Мне тоже было любопытно.
— Дело было года три-четыре назад. К нему обратилась некая женщина, прихожанка. Сказала, что ее дочь, школьницу, обработали кришнаиты. Ходит теперь с обритой головой и побрякушками, дома не ночует, на уроки не ходит. А последние два месяца вообще живет в их кумирне, и ее там вроде бы пичкают наркотиками и насилуют. Отец Сергий очень скор в своих решениях и поступках. В тот же час мы на двух машинах отправились в это кришнаитское капище. Нас было семеро. А тех — десятка четыре или пять. Но мы-то на своей земле, на русской. Разумцев летел впереди всех, с развевающейся бородой и в рясе. Надо сказать, что главный кришнаит тоже имел какой-то каратистский пояс. Да еще встретил нас с железным костылем в руках. И оборону они поначалу держали крепко. Но сломались все-таки быстро. Когда вышибли двери, кришнаиты забегали по всему арендованному логову, как разноцветные тараканы. Только успевай давить подошвами. Батюшка и давил, от чистого сердца. Главного кришнаита загнал в унитаз, как он только там уместился! Словом, девицу забрали и возвратили матери.
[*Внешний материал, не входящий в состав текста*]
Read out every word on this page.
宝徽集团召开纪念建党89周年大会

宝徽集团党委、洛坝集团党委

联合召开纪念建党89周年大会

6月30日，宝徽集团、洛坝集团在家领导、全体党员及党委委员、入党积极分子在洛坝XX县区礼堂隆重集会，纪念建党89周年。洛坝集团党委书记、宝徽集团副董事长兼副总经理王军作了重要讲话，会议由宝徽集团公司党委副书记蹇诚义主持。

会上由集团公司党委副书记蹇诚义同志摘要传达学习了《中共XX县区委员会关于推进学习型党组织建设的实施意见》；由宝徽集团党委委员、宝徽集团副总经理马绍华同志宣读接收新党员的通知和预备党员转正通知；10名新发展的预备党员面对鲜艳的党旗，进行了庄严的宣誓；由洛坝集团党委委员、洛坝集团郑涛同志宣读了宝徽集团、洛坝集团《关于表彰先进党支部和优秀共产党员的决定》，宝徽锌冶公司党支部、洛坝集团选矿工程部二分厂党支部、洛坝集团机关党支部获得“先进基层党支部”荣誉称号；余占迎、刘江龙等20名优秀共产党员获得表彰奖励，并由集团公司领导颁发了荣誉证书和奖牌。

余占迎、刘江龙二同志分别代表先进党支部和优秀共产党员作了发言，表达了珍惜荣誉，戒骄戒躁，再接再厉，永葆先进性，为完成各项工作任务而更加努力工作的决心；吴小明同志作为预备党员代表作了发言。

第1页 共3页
Потом ею уже иеромонах Анатолий Берестов занимался. А нам в отделении — милиция приехала только под конец трагикомедии — лишь спасибо сказали. Потому что сами ничего с этими кришнаитами поделать не могли.
— Н-да! — с уважением произнес я. — Впечатляет. Не перевелись, значит, еще на Руси Осляби и Пересветы. Да ты и сам, вон, господина Грабовского с лже-Даниилом не хило дубиной попотчевал.
— Иной раз — сил нет терпеть, — признался Алексей. — Вроде и не годится так, а другого выхода-то и нет. Не будем активно сопротивляться, совсем сомнут. И ноги о душу вытрут.
3До начала литургии оставалось еще полтора часа. У нас было время, чтобы продолжить поиски. Не исключено, что Агафья Максимовна и сама придет в Воскресенский собор, к службе.
— А я опять видела Якова, но уже с двумя какими-то черненькими подозрительными типами, — сказала Маша. — Мне показалось, что он их отчитывает. А когда заметил меня, то быстренько отошел от них и начал ломаться. А на мой вопрос: Что за люди?, ответил: Какие? Разве это люди, это — сволочи. Словом, очень странно.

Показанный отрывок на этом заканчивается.